Toei Animation Incorporated got sued for 1 billion!

Japanese studio Toei Animation announced that a man, named Isaac A. Potter, Jr, filed a lawsuit against Toei's American subsidiary, Toei Animation Incorporated (TAI), over rights related to the Knights of the Zodiac (Saint Seiya in Japanese) anime series.

Potter alleges that TAI's Knights of the Zodiac infringed on his copyrights and trademarks. In addition to TAI, Potter named the United States of America as a defendant. Potter is seeking an injunction against TAI, US$1 billion in punitive damages, and additional statutory damages.

Toei adapted Masami Kurumada's 1986-1990 mythological fantasy manga Saint Seiya into a 1986-1989 television anime series of the same name. ADV Films and DiC Entertainment released the anime in North America in two versions: a version with English subtitles under the original name, and a version with English dubbing under the name Knights of the Zodiac.
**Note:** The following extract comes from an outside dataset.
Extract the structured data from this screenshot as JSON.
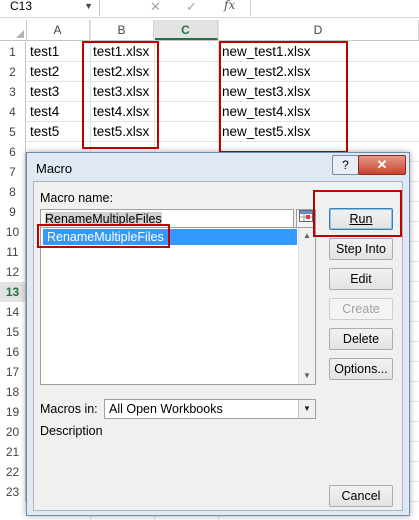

As such, Toei filed for registration on a U.S. trademark on "Knights of the Zodiac" for animation, trading cards, clothing, and toys on May 20, 2002, and received the registration on May 20, 2008. The dubbed Knights of the Zodiac version premiered on the American Cartoon Network on August 30, 2003.

The plaintiff and his brother Samuel J. Potter, under the name Potter Boys' Creations, obtained copyright protection for a drawing entitled "Zodiac Knights 2000" on October 10, 1995. They then filed a U.S. trademark for "Zodiac Knights 2000 ZK" for clothing, games, advertising, and other services on February 24, 1997, although the status of this trademark has been "abandoned" and "dead" since April 9, 1998. They also filed the trademark "Zodiac Knights 2000" separately in Indiana on March 1, 2004, and the status of that registration is "live."

In May of 2003, the Potters published a book called Zodiac Knights 2000 Featuring Creatures of the Knights: Creatures of the Knights (A New Era). Potter used the services of 1st Book Publishing, a company that offers to print books for authors seeking to self-publish their works.

Toei consulted with its legal representation and asserts that it finds no legal grounds for the plaintiff's current lawsuit. Toei said that it will fight the suit and could try to dismiss it. The studio added that it does not believe the suit will affect its business.

Talk about absurd!!! Looks like someone wants to churn money out of the wrong pothole!!!